The Sub-processor, who shall also have the status of data processor, shall also be obliged to comply with the obligations imposed on the Data Processor and the instructions issued by the Controller, as set forth in this Data Processor Agreement. It is incumbent upon the Processor to regulate the new relationship in a contract signed by the Processor and the Sub-processor, so that the Sub-processor is subject to the same conditions (instructions, obligations, security measures...) and with the same formal requirements as the initial Processor, as regards the proper processing of personal data and the guarantee of the rights of the data subjects. In the event of non-compliance by the Sub-processor, the Processor shall remain fully liable to the Controller with regard to the fulfillment of the obligations included in this Processing Assignment Agreement.

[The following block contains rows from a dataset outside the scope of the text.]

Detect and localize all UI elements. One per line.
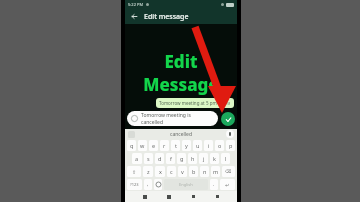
button[interactable]: Nav 3 (213, 192, 222, 201)
button[interactable]: Tomorrow meeting at 5 pm (156, 98, 234, 108)
staticText: p (229, 142, 233, 149)
staticText: l (225, 155, 227, 162)
button[interactable]: q (127, 140, 136, 151)
button[interactable]: . (210, 179, 218, 190)
button[interactable]: , (144, 179, 152, 190)
staticText: u (196, 142, 200, 149)
button[interactable]: Enter (220, 179, 235, 190)
staticText: m (213, 168, 219, 175)
button[interactable]: ?123 (127, 179, 142, 190)
staticText: i (208, 142, 210, 149)
staticText: r (163, 142, 166, 149)
button[interactable]: Tomorrow meeting is cancelled (127, 111, 218, 126)
button[interactable]: Nav 2 (189, 192, 198, 201)
staticText: English (179, 182, 193, 187)
button[interactable]: s (144, 153, 153, 164)
staticText: o (218, 142, 222, 149)
button[interactable]: Space (164, 179, 208, 190)
staticText: f (170, 155, 172, 162)
button[interactable]: Shift (127, 166, 141, 177)
staticText: k (213, 155, 216, 162)
staticText: y (185, 142, 188, 149)
button[interactable]: l (221, 153, 230, 164)
button[interactable]: g (177, 153, 186, 164)
button[interactable]: i (204, 140, 213, 151)
staticText: x (159, 168, 162, 175)
staticText: Tomorrow meeting is cancelled (141, 112, 214, 126)
button[interactable]: w (138, 140, 147, 151)
staticText: q (130, 142, 134, 149)
button[interactable]: p (226, 140, 235, 151)
button[interactable]: o (215, 140, 224, 151)
staticText: ↵ (225, 182, 230, 188)
button[interactable]: r (160, 140, 169, 151)
button[interactable]: Voice input (226, 130, 234, 138)
button[interactable]: Send edited message (221, 112, 235, 126)
staticText: 5:22 PM (128, 2, 144, 7)
staticText: v (181, 168, 184, 175)
staticText: Tomorrow meeting at 5 pm (159, 100, 217, 106)
staticText: ?123 (130, 182, 139, 187)
staticText: , (147, 181, 149, 188)
button[interactable]: c (167, 166, 176, 177)
button[interactable]: a (132, 153, 142, 164)
button[interactable]: h (188, 153, 197, 164)
staticText: s (147, 155, 150, 162)
button[interactable]: Back (129, 11, 140, 22)
staticText: c (170, 168, 173, 175)
staticText: w (140, 142, 145, 149)
button[interactable]: Nav 0 (140, 192, 149, 201)
button[interactable]: k (210, 153, 219, 164)
staticText: 4:35 PM (219, 102, 231, 106)
button[interactable]: u (193, 140, 202, 151)
button[interactable]: m (211, 166, 220, 177)
staticText: b (192, 168, 196, 175)
button[interactable]: x (155, 166, 165, 177)
button[interactable]: f (166, 153, 175, 164)
staticText: ⌫ (225, 169, 232, 174)
button[interactable]: b (189, 166, 198, 177)
staticText: e (152, 142, 156, 149)
button[interactable]: v (178, 166, 187, 177)
button[interactable]: n (200, 166, 209, 177)
button[interactable]: t (171, 140, 180, 151)
button[interactable]: Emoji (154, 179, 162, 190)
staticText: t (175, 142, 177, 149)
button[interactable]: z (143, 166, 153, 177)
button[interactable]: Nav 1 (164, 192, 173, 201)
button[interactable]: e (149, 140, 158, 151)
staticText: j (203, 155, 205, 162)
button[interactable]: j (199, 153, 208, 164)
staticText: cancelled (170, 131, 192, 138)
staticText: Edit message (144, 12, 189, 22)
staticText: h (191, 155, 195, 162)
button[interactable]: d (155, 153, 164, 164)
staticText: g (180, 155, 184, 162)
staticText: . (213, 181, 215, 188)
staticText: z (147, 168, 150, 175)
staticText: d (158, 155, 162, 162)
staticText: ⇧ (132, 169, 137, 175)
button[interactable]: Backspace (222, 166, 235, 177)
staticText: Edit Message (125, 50, 237, 96)
staticText: a (135, 155, 139, 162)
staticText: n (203, 168, 207, 175)
button[interactable]: y (182, 140, 191, 151)
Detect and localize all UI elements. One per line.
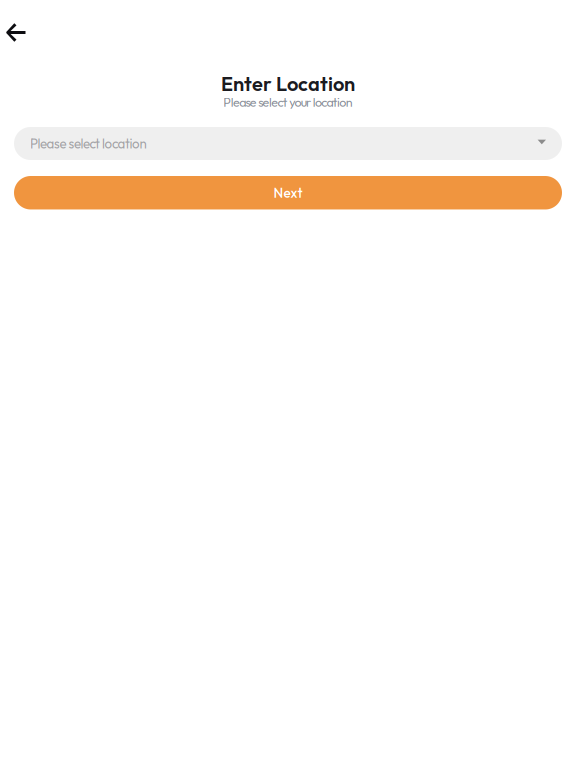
- button[interactable]: Please select location: [14, 127, 562, 160]
- button[interactable]: Back: [0, 14, 38, 51]
- staticText: Please select your location: [223, 94, 353, 110]
- staticText: Enter Location: [221, 71, 355, 96]
- button[interactable]: Next: [14, 176, 562, 210]
- staticText: Please select location: [30, 135, 146, 152]
- staticText: Next: [274, 184, 302, 201]
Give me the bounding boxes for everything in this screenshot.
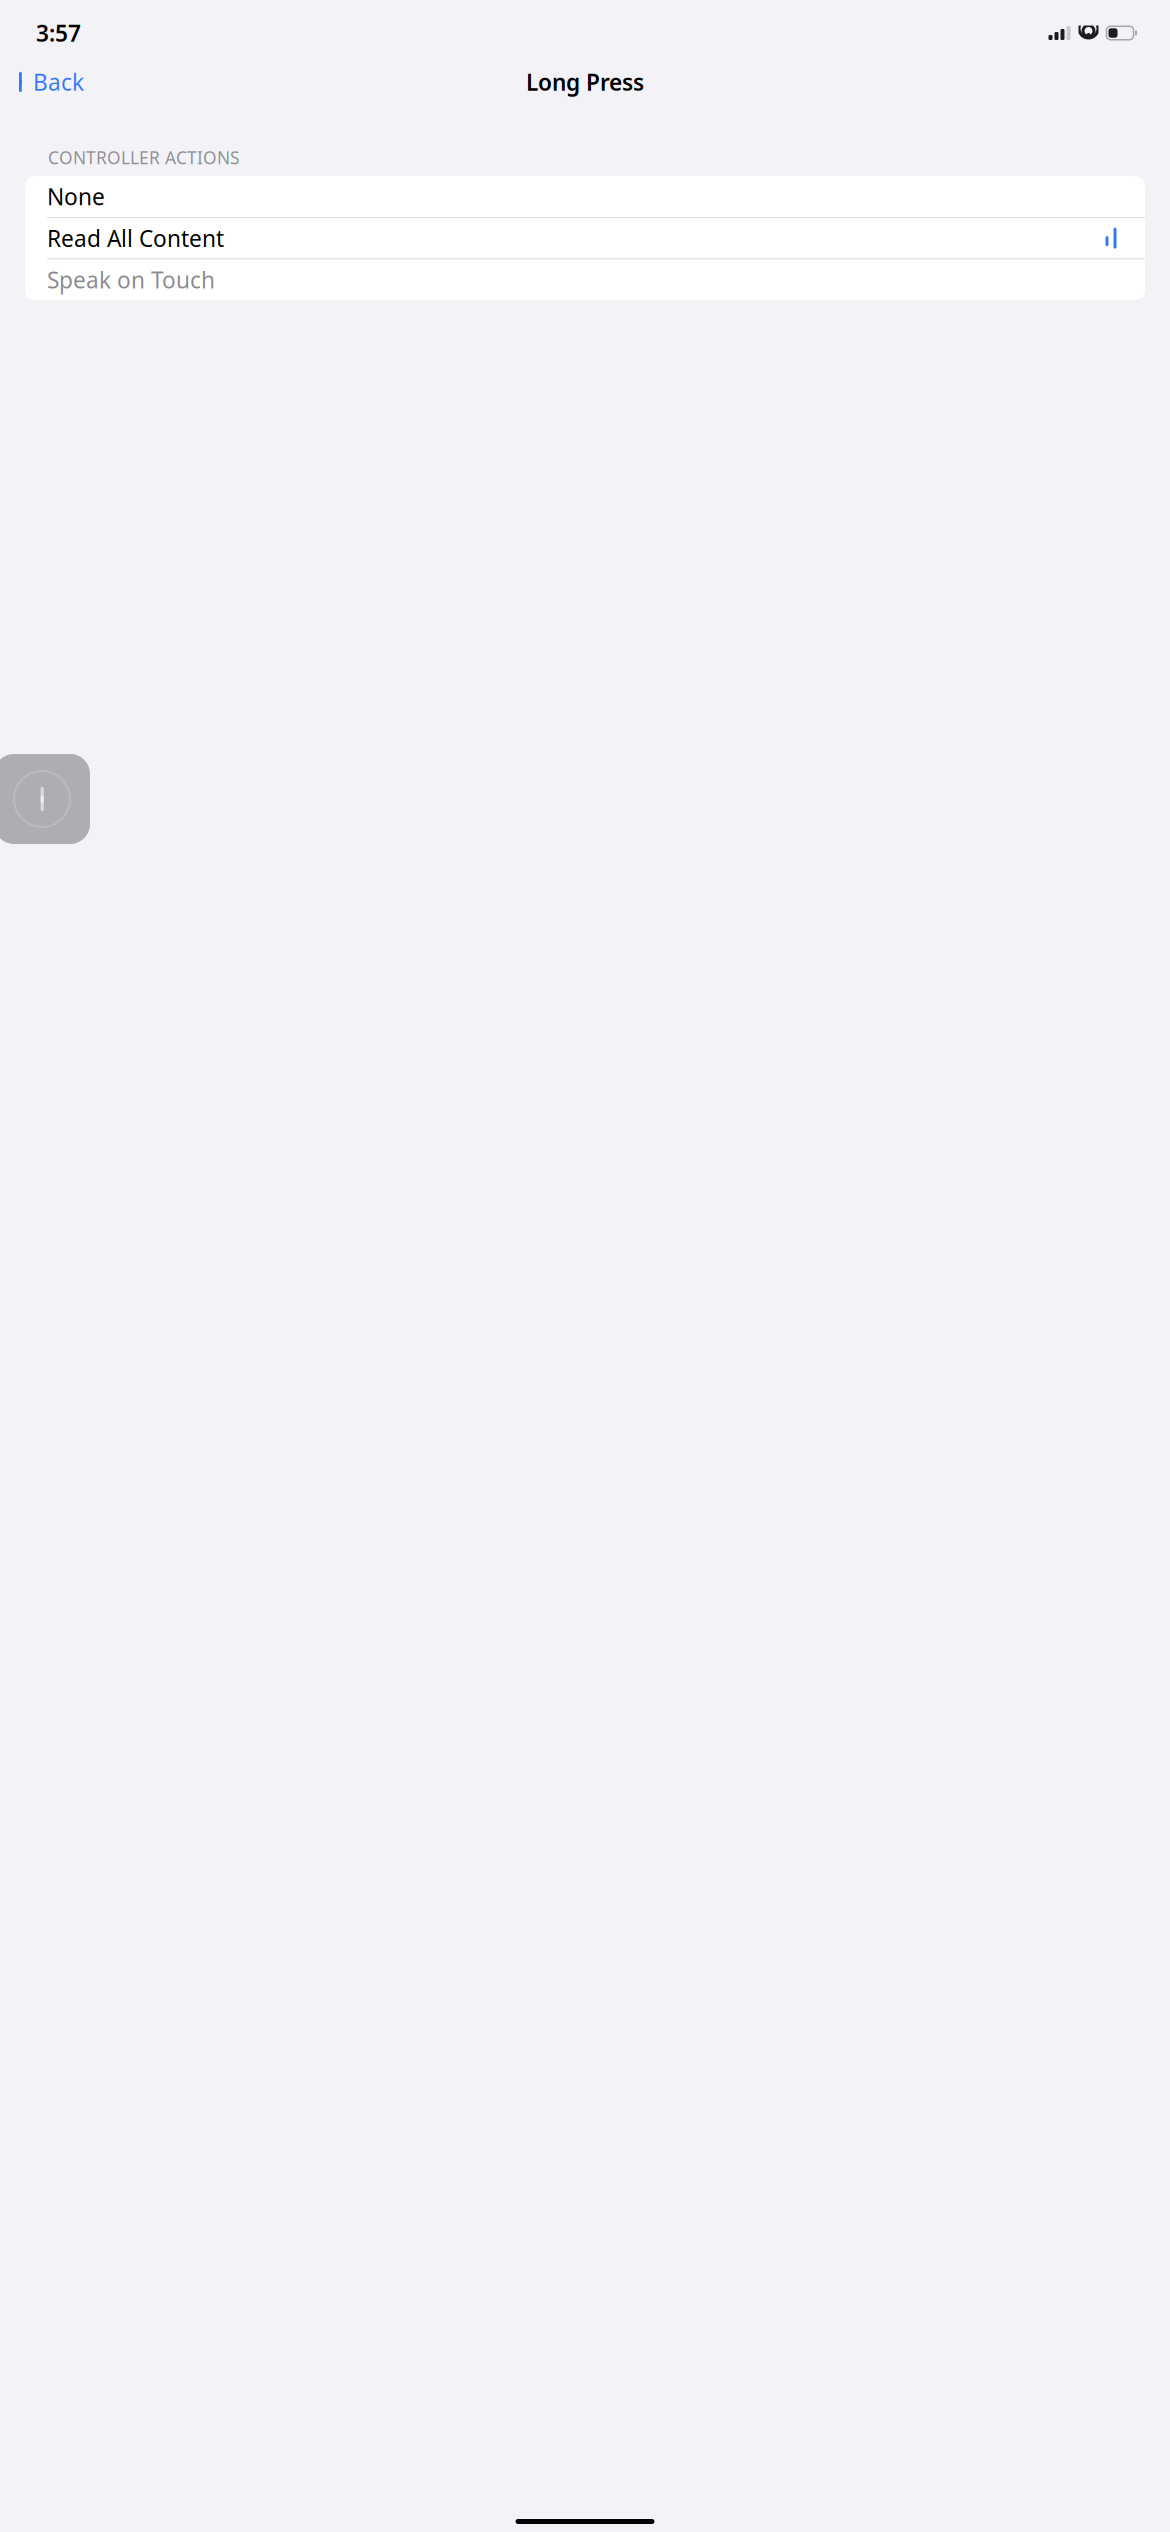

The list of sub-processors authorized by the Controller is attached to this Entrustment for Processing Agreement as Appendix B.

​

9. International data transfers
The Data Processor shall not carry out international transfers of personal data to which it has access, under the responsibility of the Data Controller, unless it has prior authorization from the Data Controller or they are duly regularized in accordance with the provisions of articles 45, 46 or 47 of the GDPR. Without prejudice to the authorized sub-processors referenced in Appendix B that carry out certain processing operations on behalf of the Data Controller in territories outside the European Economic Area, which have signed with the Data Controller the corresponding standard contractual clauses approved by the European Commission ("STC"), an agreement signed between both entities by which the non-EU company guarantees that it applies the European data protection standards.

​

10. Responsibility
The Data Processor shall be held responsible for the processing in the event that he/she uses the data subject to this Entrustment Agreement for other purposes, communicates them or uses them in breach of the stipulations of this Entrustment Agreement, and shall be liable for any breaches personally incurred.

​

The Controller shall inform the Entrusted Party immediately of the sanctioning procedures initiated against the Data Controller by the AEPD or any other competent authority, for such breaches or defective fulfillments, so that the Entrusted Party may assume the legal defense at its own expense, acting, at all times, in coordination with the Controller and preserving its public image and reputation.

 

Each Party shall hold the other Party harmless against claims, indemnities, actions and expenses arising from claims that the Party is obliged to satisfy by final judgment or award rendered by a competent court, or by virtue of an agreement reached between a Party and third party claimants, which are the consequence of non-compliance or defective compliance with the applicable regulations.

​

APPENDIX B - LEGAL DOCUMENTS

These terms of use, agreements and privacy policy are those of THE GOOD GOAL with respect to its customers. They are NOT documents designed to cover the customer with respect to its own users.

​

THE GOOD GOAL informs the CUSTOMER that it must draft a terms of use/legal notice, a privacy policy and a cookie policy appropriate to the use it intends to give to the platform. These conditions must be posted on a publicly accessible URL.

​

THE GOOD GOAL will not be responsible, in any case, that the customer does not publish such information or publishes it correctly, inaccurately or contrary to law, being the customer solely responsible.

​

APPENDIX C - BACKUPS

THE GOOD GOAL performs daily backups of its systems. The backups are stored in a physically and logically separate facility from the production environments.

 

Backups are stored for disaster recovery purposes. No selective data restores or restores that require forensic work by THE GOOD GOAL team will be performed.

 

Backups may only be restored by THE GOOD GOAL team. THE GOOD GOAL team will inform the customer that a restoration will be performed, if any, as well as the loss of data that may occur, which may not exceed 7 days (in case of restoring the last weekly copy) or 48 hours (in case of restoring any of the daily copies).